Thank you for your help

DocChuck

Gadget
07-09-2014, 05:06 PM
If you're planning on trying to fill the hole with the stick welder I've found it helpful to lay an extra rod across the hole and burn it in with the live electrode. If using MIG you could lay some copper part way over the hole and carefully build up the exposed area up to the copper, then move the copper ahead. The copper should act as a heat sink preventing the hole from getting larger. If you could get some copper underneath the hole that would be ideal but with tubing it probably isn't possible.

DocChuck
07-09-2014, 07:58 PM
Thanks, that helped out just perfect….what an idea.

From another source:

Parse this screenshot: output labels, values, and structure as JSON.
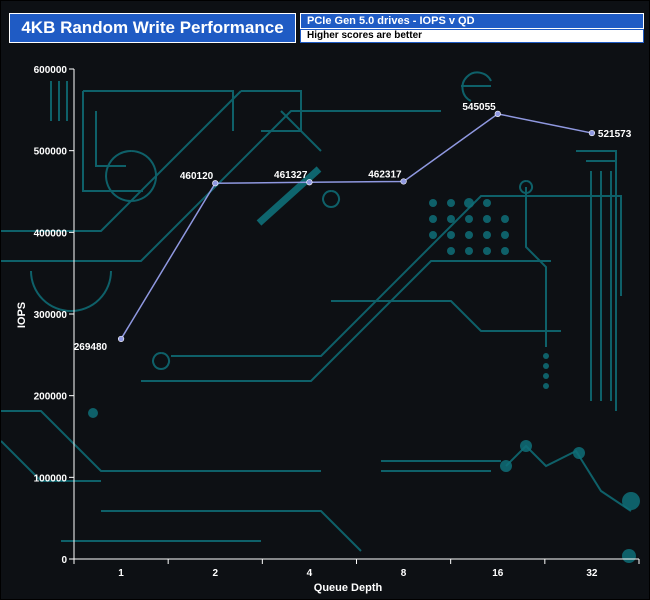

I need to send pictures on how well that worked!!! In the future, as I get better I need to ask you about your homemade plasma utter and aluminum foundry.

Gadget
07-10-2014, 06:34 AM
Which method did you use?
As for the CNC plasma cutter and foundry I will do my best to answer any questions. One of my many back burner projects is a new electric aluminum furnace. I'm ready to start mixing the refractory but have other things that need finishing first.

DocChuck
07-11-2014, 02:16 AM
The copper I had was too big to fit inside the tube so I slit it and then overlapped the edged to close the radius a bit and maintain the curve profile as best I could to match the inside curve of the tube to be fixed. From the other end, I have a tapered rod that I could push into the slit copper forcing the copper to fit tight against the tube and then welded a piece of rod over the hole in two thicknesses and closed the gap. I overlapped the hole with the rod fragments by an inch on either side and filled in the gaps….I cleaned the weld but because it was in a non visual area, I didn't grind it flush to leave as much metal and strength in its place. It worked beautifully, I can't thank you enough for the tip. As far as the CNC cutting table, a production one is way out of budget for me. I have a pilot arc cutter…its the robotics and software that I need to tackle with all of the help available. I can't see me needing anything huge…I think three feet would be plenty for me….again…thanks. You've been a huge help.